Black Panther’ #1 sees the long-awaited comics debut of writer Ta-Nehisi Coates. Coates regularly writes for ‘The Atlantic’, has worked as a journalist for several publications, and won the National Book Award for Nonfiction for his most recent book, ‘Between The World And Me’. That book, which expresses Coates’ anger at the past and present treatment of black people in the US, is my only exposure to date of his writing.
Given the heavy theme of race in that book, and the Black Panther’s skin colour and fictional history, had half an expectation that Coates’ first issue of ‘Black Panther’ would be in a similar vein. The Panther was the first black superhero in comics, which has made him a sort of figurehead for dealing with issues of race, as he was during his early ‘Avengers’ appearances. Of course, that aside, there is no real reason why Coates’ ‘Black Panther’ should recall the themes of ‘Between The World And Me’: if nothing else that was a book that was distinctly about the experience of African-Americans, whereas the Black Panther character is African, not American at all.
Instead ‘Black Panther’ #1 does feel more African than American, both in setting and politically, dealing with the Panther’s business of trying to rule his country while rebel groups look to overthrow him. T’Challa has been the subject of these types of stories before, dating back to Don McGregor’s ‘Panther’s Rage’ epic in the 1970s. But Coates’ story has some more modern elements. For example, while a relatively progressive writer like McGregor may have been able to include a group like the Dora Milaje, who are the Panther’s all-female bodyguards, in a ‘70s Marvel comic, it is hard to imagine that he would have gotten away with developing a close and intimate relationship between two of its members. (Christopher Priest, who created the Dora Milaje in the late-‘90s, may have had more of a chance.)
But in other ways the setting is not quite like Africa either. The Panther’s fictional land of Wakanda, as we are told on the introduction page, is the (Marvel) world’s most technologically advanced nation. Its citizens walk the streets holding advanced gadgets, and presumably enjoy a pretty high standard of living, which seems hardly reflective of the poorest continent on Earth.

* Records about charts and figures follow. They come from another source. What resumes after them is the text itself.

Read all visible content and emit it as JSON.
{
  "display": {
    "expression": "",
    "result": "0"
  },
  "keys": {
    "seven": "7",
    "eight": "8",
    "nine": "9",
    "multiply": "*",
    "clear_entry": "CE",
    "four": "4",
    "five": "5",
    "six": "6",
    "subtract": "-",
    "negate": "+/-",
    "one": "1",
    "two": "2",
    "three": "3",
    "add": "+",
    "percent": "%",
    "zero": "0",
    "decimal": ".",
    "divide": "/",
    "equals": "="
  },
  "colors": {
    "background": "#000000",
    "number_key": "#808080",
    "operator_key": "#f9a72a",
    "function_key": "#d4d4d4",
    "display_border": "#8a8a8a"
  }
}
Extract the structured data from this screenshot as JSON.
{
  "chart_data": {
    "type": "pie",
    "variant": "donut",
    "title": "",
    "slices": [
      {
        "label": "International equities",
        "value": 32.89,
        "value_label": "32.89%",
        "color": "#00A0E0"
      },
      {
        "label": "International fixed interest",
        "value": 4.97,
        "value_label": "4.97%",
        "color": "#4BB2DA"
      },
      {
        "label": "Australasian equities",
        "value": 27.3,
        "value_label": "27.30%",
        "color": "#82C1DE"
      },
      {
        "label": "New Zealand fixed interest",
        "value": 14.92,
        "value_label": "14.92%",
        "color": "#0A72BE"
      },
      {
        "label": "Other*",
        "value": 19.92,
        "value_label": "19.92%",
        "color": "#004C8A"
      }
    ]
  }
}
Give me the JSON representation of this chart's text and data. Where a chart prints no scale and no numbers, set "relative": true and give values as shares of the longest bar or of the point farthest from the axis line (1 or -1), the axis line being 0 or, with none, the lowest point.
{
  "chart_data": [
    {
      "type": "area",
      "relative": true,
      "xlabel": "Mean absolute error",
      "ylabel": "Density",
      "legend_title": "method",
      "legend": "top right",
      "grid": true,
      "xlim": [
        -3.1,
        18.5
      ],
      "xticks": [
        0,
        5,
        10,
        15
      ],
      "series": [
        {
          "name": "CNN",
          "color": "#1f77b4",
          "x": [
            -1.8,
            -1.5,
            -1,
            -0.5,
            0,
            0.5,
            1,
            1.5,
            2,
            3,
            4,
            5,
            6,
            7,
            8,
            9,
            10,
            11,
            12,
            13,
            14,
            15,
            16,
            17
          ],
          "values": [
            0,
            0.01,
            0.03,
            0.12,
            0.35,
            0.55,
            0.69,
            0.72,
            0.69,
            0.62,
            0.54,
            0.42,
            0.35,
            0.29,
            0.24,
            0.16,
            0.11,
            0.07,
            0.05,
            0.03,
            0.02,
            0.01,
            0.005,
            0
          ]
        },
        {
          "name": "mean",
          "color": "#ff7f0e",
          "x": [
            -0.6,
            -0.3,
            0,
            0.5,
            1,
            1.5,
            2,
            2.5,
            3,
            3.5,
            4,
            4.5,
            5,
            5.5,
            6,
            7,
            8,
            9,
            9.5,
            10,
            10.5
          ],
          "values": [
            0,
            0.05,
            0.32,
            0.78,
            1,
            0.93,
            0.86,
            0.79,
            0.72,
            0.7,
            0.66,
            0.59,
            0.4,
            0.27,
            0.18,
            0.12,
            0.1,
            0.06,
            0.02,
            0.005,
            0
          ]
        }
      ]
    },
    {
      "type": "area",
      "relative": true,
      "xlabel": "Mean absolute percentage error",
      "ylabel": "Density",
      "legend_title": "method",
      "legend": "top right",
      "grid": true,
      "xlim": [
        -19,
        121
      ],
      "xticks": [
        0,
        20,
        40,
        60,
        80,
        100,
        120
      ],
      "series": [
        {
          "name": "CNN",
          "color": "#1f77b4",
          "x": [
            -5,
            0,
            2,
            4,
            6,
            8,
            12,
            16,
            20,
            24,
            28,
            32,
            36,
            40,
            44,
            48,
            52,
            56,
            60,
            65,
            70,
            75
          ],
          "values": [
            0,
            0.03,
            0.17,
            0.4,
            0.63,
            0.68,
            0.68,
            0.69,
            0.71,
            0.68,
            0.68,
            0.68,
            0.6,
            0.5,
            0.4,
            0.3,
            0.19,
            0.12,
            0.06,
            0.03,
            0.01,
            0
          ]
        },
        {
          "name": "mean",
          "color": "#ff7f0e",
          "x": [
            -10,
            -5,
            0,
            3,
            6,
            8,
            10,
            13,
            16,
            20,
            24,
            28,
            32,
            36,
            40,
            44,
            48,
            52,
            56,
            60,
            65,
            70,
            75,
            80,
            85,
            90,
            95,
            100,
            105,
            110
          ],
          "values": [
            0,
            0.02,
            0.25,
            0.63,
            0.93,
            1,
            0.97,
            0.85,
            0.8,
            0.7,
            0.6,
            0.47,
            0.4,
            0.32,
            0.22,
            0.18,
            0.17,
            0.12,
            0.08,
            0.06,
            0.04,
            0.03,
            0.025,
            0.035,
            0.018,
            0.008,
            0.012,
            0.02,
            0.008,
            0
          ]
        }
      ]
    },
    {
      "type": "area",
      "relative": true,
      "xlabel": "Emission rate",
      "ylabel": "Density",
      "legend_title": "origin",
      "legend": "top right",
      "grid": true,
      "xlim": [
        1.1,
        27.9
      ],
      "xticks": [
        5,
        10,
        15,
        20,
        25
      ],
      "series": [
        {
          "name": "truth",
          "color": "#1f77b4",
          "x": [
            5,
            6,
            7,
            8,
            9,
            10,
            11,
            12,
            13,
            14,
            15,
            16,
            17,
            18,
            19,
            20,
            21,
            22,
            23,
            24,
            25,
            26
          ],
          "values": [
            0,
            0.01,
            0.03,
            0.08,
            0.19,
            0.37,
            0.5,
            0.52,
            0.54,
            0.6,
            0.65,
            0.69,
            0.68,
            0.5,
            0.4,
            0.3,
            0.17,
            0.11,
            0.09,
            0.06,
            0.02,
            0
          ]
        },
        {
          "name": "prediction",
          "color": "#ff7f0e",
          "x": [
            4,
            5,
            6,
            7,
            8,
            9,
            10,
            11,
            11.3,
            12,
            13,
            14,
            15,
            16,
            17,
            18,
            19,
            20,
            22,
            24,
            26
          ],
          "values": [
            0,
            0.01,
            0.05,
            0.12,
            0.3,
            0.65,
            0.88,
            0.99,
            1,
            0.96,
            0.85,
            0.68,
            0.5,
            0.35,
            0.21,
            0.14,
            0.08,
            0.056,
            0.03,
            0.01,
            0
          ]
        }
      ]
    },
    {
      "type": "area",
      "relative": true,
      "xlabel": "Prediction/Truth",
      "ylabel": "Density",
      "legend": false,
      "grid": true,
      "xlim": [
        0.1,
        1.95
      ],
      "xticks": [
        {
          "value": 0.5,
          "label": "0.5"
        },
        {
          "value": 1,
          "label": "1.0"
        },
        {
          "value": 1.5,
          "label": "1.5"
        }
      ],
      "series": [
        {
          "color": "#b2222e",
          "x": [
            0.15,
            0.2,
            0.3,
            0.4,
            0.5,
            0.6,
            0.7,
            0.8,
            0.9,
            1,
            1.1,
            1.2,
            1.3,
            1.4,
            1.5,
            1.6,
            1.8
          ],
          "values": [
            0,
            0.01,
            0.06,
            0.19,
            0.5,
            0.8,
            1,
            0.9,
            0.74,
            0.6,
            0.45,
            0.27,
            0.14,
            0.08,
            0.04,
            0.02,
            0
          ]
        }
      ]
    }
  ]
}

Reviews of this book have generally been quite positive. Coates and artist Brian Stelfreeze both note in their text pieces at the end that it is Coates’ first comic ever. Writers from other mediums, such as Kevin Smith, Joss Whedon, and J. Michael Straczynski, have in the past, been fairly successful with little comics writing experience, showing that some people can succeed in the medium just by being a good writer overall. Coates’ transition though is even a bit different to that, in that I don’t think he even has much experience as a fiction or genre writer. But he is according to his text piece a comics reader, and therefore is probably, like those other authors, pretty familiar with how comics work. Anyway, it’s not like his ‘rawness’ in the comics field shows at all, at least not for me, so it doesn’t seem like it will be a barrier.
I was listening to the guys on the iFanboy Pick of the Week podcast, and they were a bit more reserved in their praise, although they said that they would definitely keep reading. Their main problem was that it felt like you were thrown into the middle of a story, and it was hard to work out who the characters were, even for readers familiar with the Panther character. They suggested this could be a bit confusing and daunting for readers, particularly the new readers that Marvel hopes to attract.
It will be interesting to see what kind of audience this book gets. The comics world often hopes that bringing in well-known writers from other mediums will mean that their usual audiences come with them. I suspect that there won’t actually be a huge flood of ‘The Atlantic’ readers picking up ‘Black Panther’ (although I’m not sure that there even is a huge flood of ‘Atlantic’ readers). But at the least it feels like a distinct offering in a field where often the major titles seem largely indistinguishable. I’m pretty sure I’ll follow all 11 issues of Coates’ run. Quality of story aside, it’s the type of expansion in scope that I want to see Marvel do more of, and hopefully it’s enough of a success to encourage them to keep looking beyond NYC’s borders.